Julie Johannes Headshot

Julie Johannes

Principal Lecturer, English

Department of English
College of Liberal Arts

585-475-2467
Office Hours
Fall 2019 MW 10-1115a
Office Location

Julie Johannes

Principal Lecturer, English

Department of English
College of Liberal Arts

Education

BA, State University College at Geneseo; MA, University of Rochester

Bio

Computer games, generally, and Massively Multiplayer Online Role Playing Games (MMORPGs), specifically, have changed the ways that our students engineer their lives. Previously seen as exclusive, antisocial, and 'hardcore' diversions, these games are now a component of their daily schedule. Once relegated to dank basements and dark bedrooms, student-gamers are proliferating our campuses and widely gaining both popular and scholarly acceptance. Embracing rather than decrying such newfound openness reveals a promising space for 21st century research and pedagogy.

My professional and research interests include Game Studies, Video Games and/as Literature, Digital Humanities, Autopathobiography, Neuroatypicals in Popular Culture, Don DeLillo, Paul Auster, and Postmodernism.

When I'm not teaching, reading, writing, or researching (or even when I am), I'm a runner. Most noteworthy is that I've run a marathon and multiple 13.1s. I try to do a 5k, 10k, or 15k at least once a month, just to keep things interesting. I enjoy international travel, mystery novels, eurogames, gourmet cooking, playing badminton, attending Canadian Football League (CFL) games, and cheering on the Vancouver Canucks.

585-475-2467

Currently Teaching

ENGL-101
1 Credit
This course will introduce students to the field of English Studies and the kinds of reading, writing, and critical thinking practices central to the field today. English Studies, consolidated as a field in the 19th century in European and American Universities, has evolved well beyond its initial focus on English-language literatures, language practices, and socio-linguistic concerns while retaining its primary concern with literature, language-arts, linguistics, rhetorical practices, and their participation in broader national and global cultures and subcultures.
ENGL-210
3 Credits
In this course, students will study literature, movements, and writers within their cultural contexts and in relation to modes of literary production and circulation. Students will hone their skills as attentive readers and will engage with literary analysis and cultural criticism. The class will incorporate various literary, cultural, and interdisciplinary theories--such as psychoanalytic theory, feminist and queer theories, critical race studies, and postcolonial theory. Using these theoretical frameworks in order to study texts, students will gain a strong foundation for analyzing the ways literary language functions and exploring the interrelations among literature, culture, and history. In doing so, they will engage issues involving culture, identity, language, ethics, race, gender, class, and globalism, among many others.
ENGL-309
3 Credits
This course explores the evolution of an influential literary form (the short story, drama, poetry, autobiographical literature, or the novel). Reading a series of variations on this literary form, likely bridging cultural or historical contexts or themes, the course develops critical perspectives and artistic insights into this genre of writing. Criticism and theory appropriate to the genre will be discussed as a way to understand the form, its social functions, and its cultural and political significance. The course can be taken up to two times, for a total of 6 semester credit hours, as long as the topics are different.
ENGL-373
3 Credits
This course introduces students to the field of adaptation studies and explores the changes that occur as particular texts such as print, radio, theatre, television, film, and videogames move between various cultural forms and amongst different cultural contexts. The course focuses upon works that have been disseminated in more than one medium.
ENGL-374
3 Credits
Who studies game studies?
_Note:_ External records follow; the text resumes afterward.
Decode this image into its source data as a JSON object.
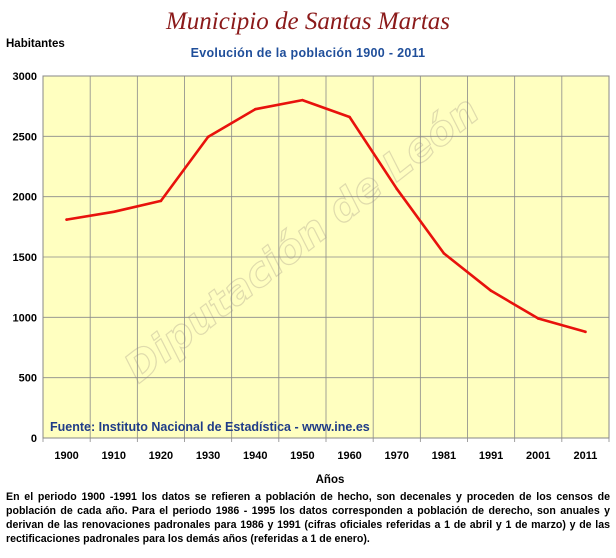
{
  "chart_data": {
    "type": "line",
    "title": "Municipio de Santas Martas",
    "subtitle": "Evolución de la población 1900 - 2011",
    "ylabel": "Habitantes",
    "xlabel": "Años",
    "categories": [
      "1900",
      "1910",
      "1920",
      "1930",
      "1940",
      "1950",
      "1960",
      "1970",
      "1981",
      "1991",
      "2001",
      "2011"
    ],
    "series": [
      {
        "values": [
          1810,
          1875,
          1965,
          2495,
          2725,
          2800,
          2660,
          2065,
          1530,
          1220,
          990,
          880
        ]
      }
    ],
    "ylim": [
      0,
      3000
    ],
    "yticks": [
      0,
      500,
      1000,
      1500,
      2000,
      2500,
      3000
    ],
    "grid": true,
    "line_color": "#e8120c",
    "plot_background": "#ffffc0",
    "source_note": "Fuente: Instituto Nacional de Estadística - www.ine.es",
    "watermark": "Diputación de León",
    "footnote": "En el periodo 1900 -1991 los datos se refieren a población de hecho, son decenales y proceden de los censos de  población de cada año.  Para el periodo  1986 - 1995 los datos corresponden a población de derecho, son anuales y derivan de las renovaciones padronales para 1986 y 1991 (cifras oficiales referidas a 1 de abril y 1 de marzo) y de las rectificaciones padronales para los demás años (referidas a 1 de enero)."
  }
}
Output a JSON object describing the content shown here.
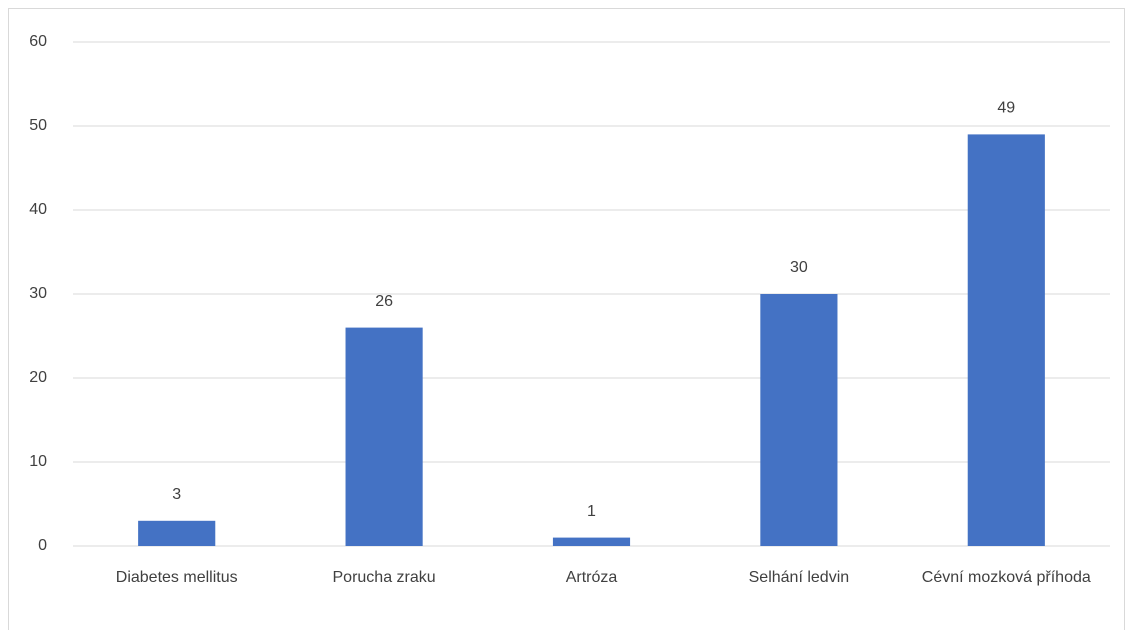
{
  "chart_data": {
    "type": "bar",
    "categories": [
      "Diabetes mellitus",
      "Porucha zraku",
      "Artróza",
      "Selhání ledvin",
      "Cévní mozková příhoda"
    ],
    "values": [
      3,
      26,
      1,
      30,
      49
    ],
    "color": "#4472c4",
    "ylim": [
      0,
      60
    ],
    "yticks": [
      0,
      10,
      20,
      30,
      40,
      50,
      60
    ],
    "grid": true
  }
}
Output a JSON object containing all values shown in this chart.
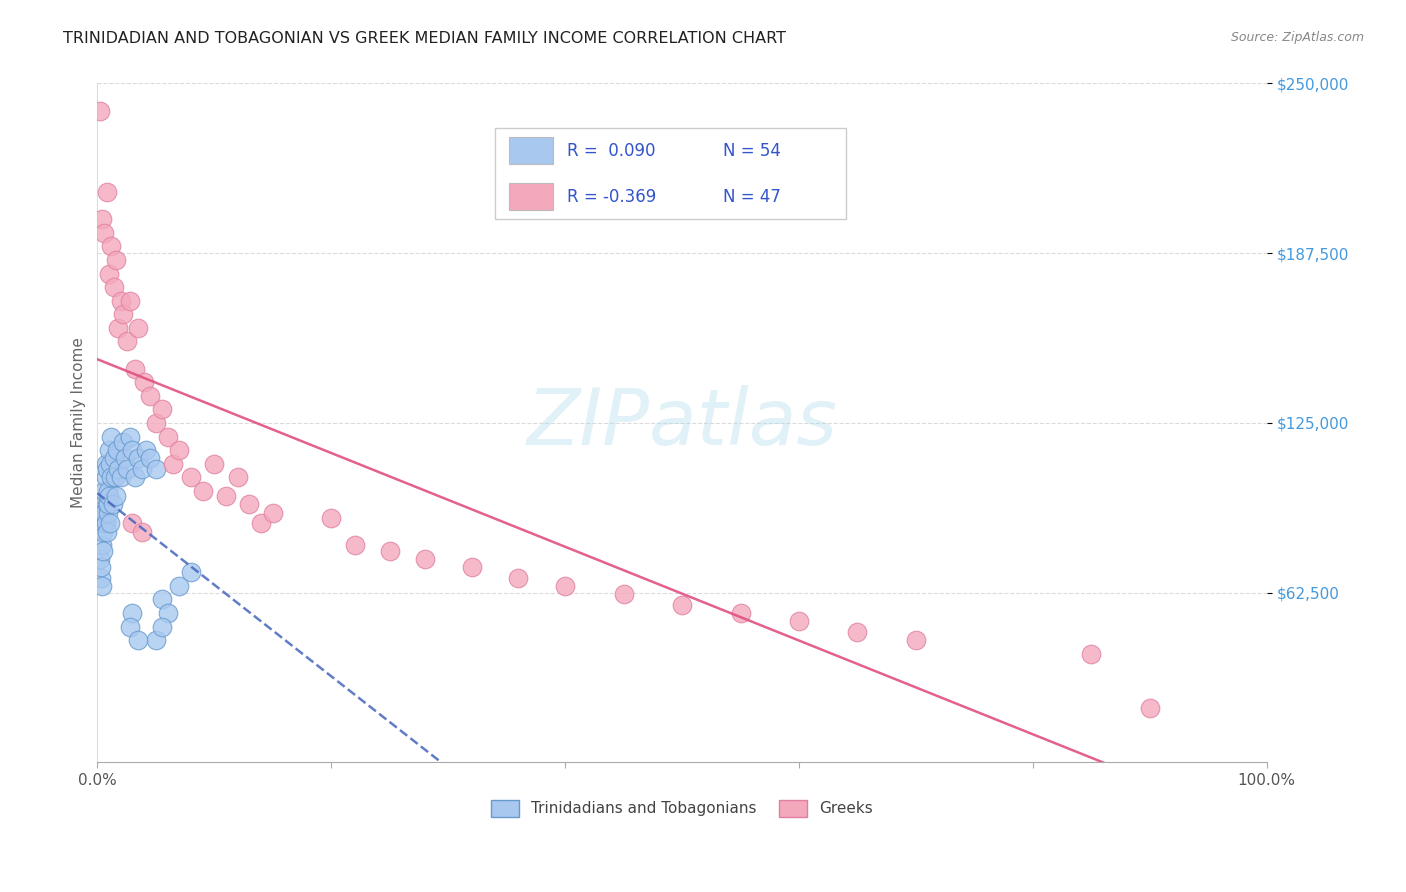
{
  "title": "TRINIDADIAN AND TOBAGONIAN VS GREEK MEDIAN FAMILY INCOME CORRELATION CHART",
  "source_text": "Source: ZipAtlas.com",
  "ylabel": "Median Family Income",
  "xlim": [
    0,
    1.0
  ],
  "ylim": [
    0,
    250000
  ],
  "ytick_values": [
    62500,
    125000,
    187500,
    250000
  ],
  "ytick_labels": [
    "$62,500",
    "$125,000",
    "$187,500",
    "$250,000"
  ],
  "grid_color": "#cccccc",
  "background_color": "#ffffff",
  "watermark": "ZIPatlas",
  "watermark_color": "#a8d8ea",
  "blue_color": "#a8c8f0",
  "blue_edge": "#6699cc",
  "blue_line": "#4466bb",
  "pink_color": "#f4a8bc",
  "pink_edge": "#e080a0",
  "pink_line": "#e05080",
  "legend_color": "#3355cc",
  "blue_R": "0.090",
  "blue_N": "54",
  "pink_R": "-0.369",
  "pink_N": "47",
  "blue_x": [
    0.002,
    0.003,
    0.003,
    0.004,
    0.004,
    0.005,
    0.005,
    0.005,
    0.006,
    0.006,
    0.006,
    0.006,
    0.007,
    0.007,
    0.007,
    0.008,
    0.008,
    0.008,
    0.009,
    0.009,
    0.009,
    0.01,
    0.01,
    0.011,
    0.011,
    0.012,
    0.012,
    0.013,
    0.014,
    0.015,
    0.016,
    0.017,
    0.018,
    0.02,
    0.022,
    0.024,
    0.025,
    0.028,
    0.03,
    0.032,
    0.035,
    0.038,
    0.042,
    0.045,
    0.05,
    0.055,
    0.06,
    0.07,
    0.08,
    0.05,
    0.055,
    0.03,
    0.028,
    0.035
  ],
  "blue_y": [
    75000,
    68000,
    72000,
    65000,
    80000,
    85000,
    78000,
    90000,
    95000,
    88000,
    100000,
    92000,
    105000,
    110000,
    88000,
    95000,
    108000,
    85000,
    92000,
    100000,
    95000,
    115000,
    98000,
    110000,
    88000,
    105000,
    120000,
    95000,
    112000,
    105000,
    98000,
    115000,
    108000,
    105000,
    118000,
    112000,
    108000,
    120000,
    115000,
    105000,
    112000,
    108000,
    115000,
    112000,
    108000,
    60000,
    55000,
    65000,
    70000,
    45000,
    50000,
    55000,
    50000,
    45000
  ],
  "pink_x": [
    0.002,
    0.004,
    0.006,
    0.008,
    0.01,
    0.012,
    0.014,
    0.016,
    0.018,
    0.02,
    0.022,
    0.025,
    0.028,
    0.032,
    0.035,
    0.04,
    0.045,
    0.05,
    0.055,
    0.06,
    0.065,
    0.07,
    0.08,
    0.09,
    0.1,
    0.11,
    0.12,
    0.13,
    0.14,
    0.15,
    0.03,
    0.038,
    0.2,
    0.22,
    0.25,
    0.28,
    0.32,
    0.36,
    0.4,
    0.45,
    0.5,
    0.55,
    0.6,
    0.65,
    0.7,
    0.85,
    0.9
  ],
  "pink_y": [
    240000,
    200000,
    195000,
    210000,
    180000,
    190000,
    175000,
    185000,
    160000,
    170000,
    165000,
    155000,
    170000,
    145000,
    160000,
    140000,
    135000,
    125000,
    130000,
    120000,
    110000,
    115000,
    105000,
    100000,
    110000,
    98000,
    105000,
    95000,
    88000,
    92000,
    88000,
    85000,
    90000,
    80000,
    78000,
    75000,
    72000,
    68000,
    65000,
    62000,
    58000,
    55000,
    52000,
    48000,
    45000,
    40000,
    20000
  ]
}
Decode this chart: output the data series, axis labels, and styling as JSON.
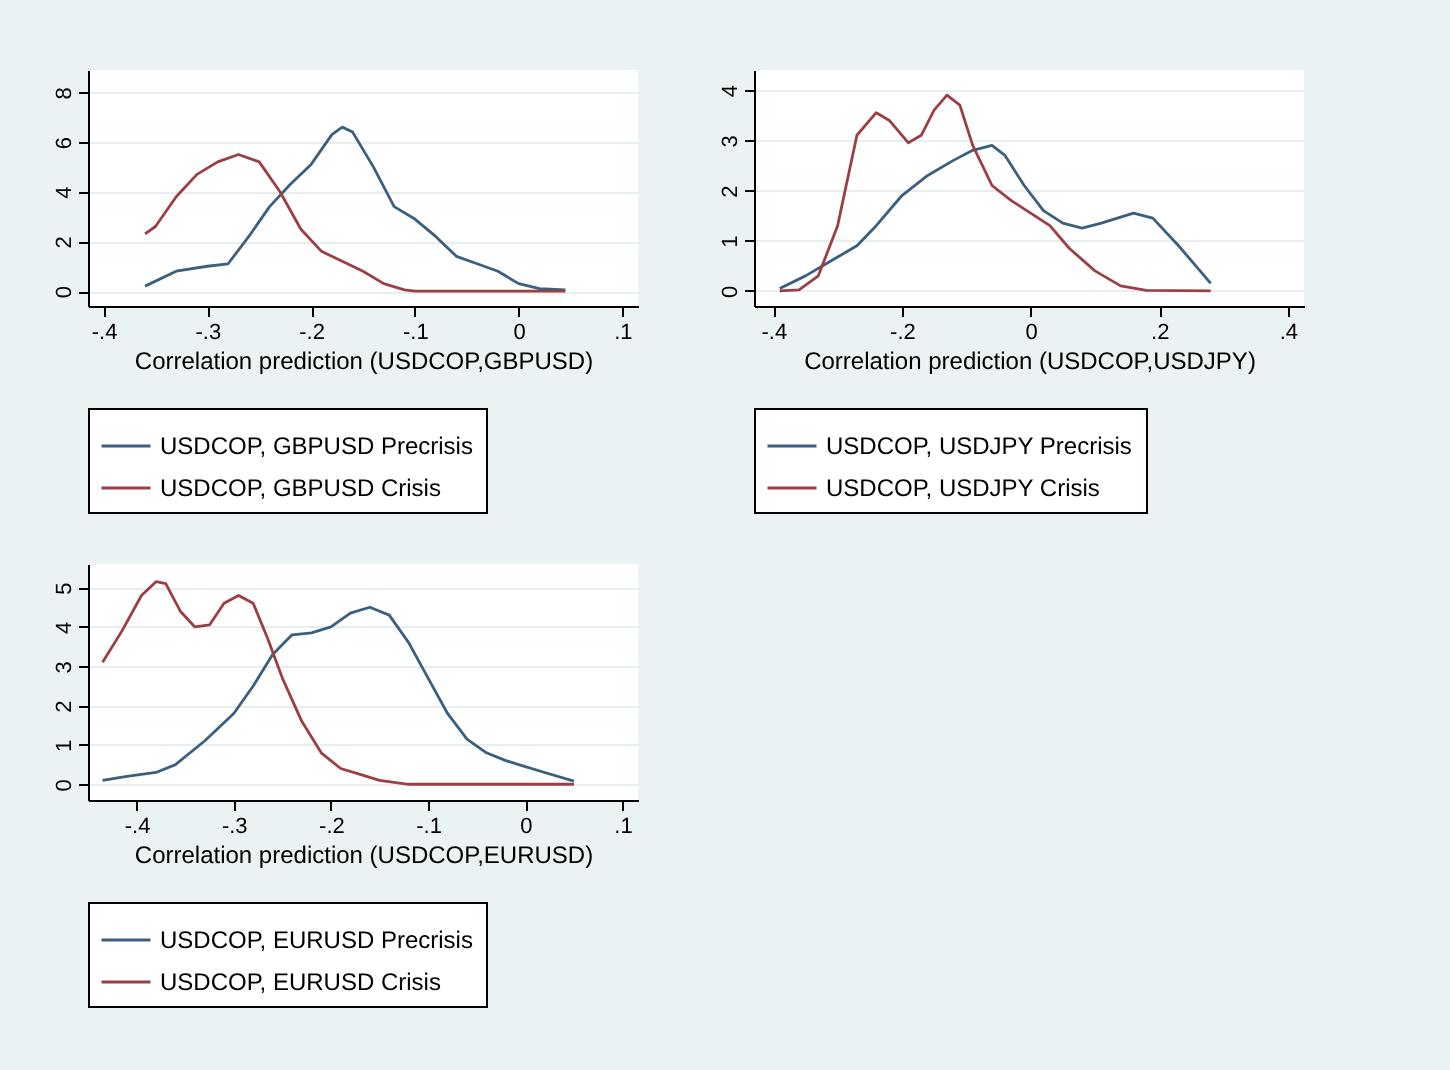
{
  "chart_data": [
    {
      "type": "line",
      "xlabel": "Correlation prediction (USDCOP,GBPUSD)",
      "xlim": [
        -0.415,
        0.115
      ],
      "xticks": [
        {
          "value": -0.4,
          "label": "-.4"
        },
        {
          "value": -0.3,
          "label": "-.3"
        },
        {
          "value": -0.2,
          "label": "-.2"
        },
        {
          "value": -0.1,
          "label": "-.1"
        },
        {
          "value": 0,
          "label": "0"
        },
        {
          "value": 0.1,
          "label": ".1"
        }
      ],
      "ylim": [
        -0.6,
        8.9
      ],
      "yticks": [
        0,
        2,
        4,
        6,
        8
      ],
      "grid": "y",
      "legend": "bottom",
      "series": [
        {
          "name": "USDCOP, GBPUSD Precrisis",
          "color": "#3b5f7e",
          "x": [
            -0.36,
            -0.33,
            -0.3,
            -0.28,
            -0.26,
            -0.24,
            -0.22,
            -0.2,
            -0.18,
            -0.17,
            -0.16,
            -0.14,
            -0.12,
            -0.1,
            -0.08,
            -0.06,
            -0.04,
            -0.02,
            0,
            0.02,
            0.045
          ],
          "values": [
            0.2,
            0.8,
            1.0,
            1.1,
            2.2,
            3.4,
            4.3,
            5.1,
            6.3,
            6.6,
            6.4,
            5.0,
            3.4,
            2.9,
            2.2,
            1.4,
            1.1,
            0.8,
            0.3,
            0.1,
            0.05
          ]
        },
        {
          "name": "USDCOP, GBPUSD Crisis",
          "color": "#9b3f45",
          "x": [
            -0.36,
            -0.35,
            -0.33,
            -0.31,
            -0.29,
            -0.27,
            -0.25,
            -0.23,
            -0.21,
            -0.19,
            -0.17,
            -0.15,
            -0.13,
            -0.11,
            -0.1,
            0.045
          ],
          "values": [
            2.3,
            2.6,
            3.8,
            4.7,
            5.2,
            5.5,
            5.2,
            4.0,
            2.5,
            1.6,
            1.2,
            0.8,
            0.3,
            0.05,
            0,
            0
          ]
        }
      ]
    },
    {
      "type": "line",
      "xlabel": "Correlation prediction (USDCOP,USDJPY)",
      "xlim": [
        -0.43,
        0.425
      ],
      "xticks": [
        {
          "value": -0.4,
          "label": "-.4"
        },
        {
          "value": -0.2,
          "label": "-.2"
        },
        {
          "value": 0,
          "label": "0"
        },
        {
          "value": 0.2,
          "label": ".2"
        },
        {
          "value": 0.4,
          "label": ".4"
        }
      ],
      "ylim": [
        -0.3,
        4.4
      ],
      "yticks": [
        0,
        1,
        2,
        3,
        4
      ],
      "grid": "y",
      "legend": "bottom",
      "series": [
        {
          "name": "USDCOP, USDJPY Precrisis",
          "color": "#3b5f7e",
          "x": [
            -0.39,
            -0.35,
            -0.31,
            -0.27,
            -0.24,
            -0.2,
            -0.16,
            -0.12,
            -0.09,
            -0.06,
            -0.04,
            -0.01,
            0.02,
            0.05,
            0.08,
            0.11,
            0.16,
            0.19,
            0.23,
            0.28
          ],
          "values": [
            0.05,
            0.3,
            0.6,
            0.9,
            1.3,
            1.9,
            2.3,
            2.6,
            2.8,
            2.9,
            2.7,
            2.1,
            1.6,
            1.35,
            1.25,
            1.35,
            1.55,
            1.45,
            0.9,
            0.15
          ]
        },
        {
          "name": "USDCOP, USDJPY Crisis",
          "color": "#9b3f45",
          "x": [
            -0.39,
            -0.36,
            -0.33,
            -0.3,
            -0.27,
            -0.24,
            -0.22,
            -0.19,
            -0.17,
            -0.15,
            -0.13,
            -0.11,
            -0.09,
            -0.06,
            -0.03,
            0,
            0.03,
            0.06,
            0.1,
            0.14,
            0.18,
            0.28
          ],
          "values": [
            0,
            0.02,
            0.3,
            1.3,
            3.1,
            3.55,
            3.4,
            2.95,
            3.1,
            3.6,
            3.9,
            3.7,
            2.9,
            2.1,
            1.8,
            1.55,
            1.3,
            0.85,
            0.4,
            0.1,
            0.01,
            0
          ]
        }
      ]
    },
    {
      "type": "line",
      "xlabel": "Correlation prediction (USDCOP,EURUSD)",
      "xlim": [
        -0.45,
        0.116
      ],
      "xticks": [
        {
          "value": -0.4,
          "label": "-.4"
        },
        {
          "value": -0.3,
          "label": "-.3"
        },
        {
          "value": -0.2,
          "label": "-.2"
        },
        {
          "value": -0.1,
          "label": "-.1"
        },
        {
          "value": 0,
          "label": "0"
        },
        {
          "value": 0.1,
          "label": ".1"
        }
      ],
      "ylim": [
        -0.4,
        5.6
      ],
      "yticks": [
        0,
        1,
        2,
        3,
        4,
        5
      ],
      "grid": "y",
      "legend": "bottom",
      "series": [
        {
          "name": "USDCOP, EURUSD Precrisis",
          "color": "#3b5f7e",
          "x": [
            -0.435,
            -0.41,
            -0.38,
            -0.36,
            -0.33,
            -0.3,
            -0.28,
            -0.26,
            -0.24,
            -0.22,
            -0.2,
            -0.18,
            -0.16,
            -0.14,
            -0.12,
            -0.1,
            -0.08,
            -0.06,
            -0.04,
            -0.02,
            0,
            0.02,
            0.05
          ],
          "values": [
            0.1,
            0.2,
            0.3,
            0.5,
            1.1,
            1.8,
            2.5,
            3.3,
            3.8,
            3.85,
            4.0,
            4.35,
            4.5,
            4.3,
            3.6,
            2.7,
            1.8,
            1.15,
            0.8,
            0.6,
            0.45,
            0.3,
            0.08
          ]
        },
        {
          "name": "USDCOP, EURUSD Crisis",
          "color": "#9b3f45",
          "x": [
            -0.435,
            -0.415,
            -0.395,
            -0.38,
            -0.37,
            -0.355,
            -0.34,
            -0.325,
            -0.31,
            -0.295,
            -0.28,
            -0.265,
            -0.25,
            -0.23,
            -0.21,
            -0.19,
            -0.17,
            -0.15,
            -0.12,
            0.05
          ],
          "values": [
            3.1,
            3.9,
            4.8,
            5.15,
            5.1,
            4.4,
            4.0,
            4.05,
            4.6,
            4.8,
            4.6,
            3.7,
            2.7,
            1.6,
            0.8,
            0.4,
            0.25,
            0.1,
            0,
            0
          ]
        }
      ]
    }
  ]
}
Writing in games can often be hit or miss, so relying on an established story can provide support and allows the medium to evolve to cover more interesting stories than the typical mass-offering affairs. Still, literature and games are fundamentally different media- and as such these differences must be accounted for when mapping literature onto video games. Will game studies ever be as highly regarded as is critical scholarship on, say, literature? Can a video game possess substantial literary merit? Can a video game offer the same depth of characters and insight into the human condition as a novel? Do video games invite the player to do the same things that works of great literature invite the reader to do: identify with the characters, invite him to judge them and quarrel with them, and to experience their joys and sufferings as the reader’s own? In this course we will have these conversations and then go beyond. We will examine works that have visually evocative and varied settings; narratives that make readers wonder what is going to happen next; and a rapidly changing culture that prompts even more questions than it answers.
ENGL-500
3 Credits
Students will use the capstone as an opportunity to design a project that integrates the knowledge they have gained throughout their English program with experience in the professional track. Students will work with faculty to develop, manage, and execute a project that will culminate in the creation of an academic research paper, analysis of text using digital methods, construction of an argument across media, demonstration of theoretical and/or aesthetic language use in digital form, portfolio of previously written coursework that is revised with reflective introduction, or creative work in text or digital form . Students will work with course instructor and/or faculty mentor on project design, creation and reflection . Students will present their project in a venue appropriate to their specific work.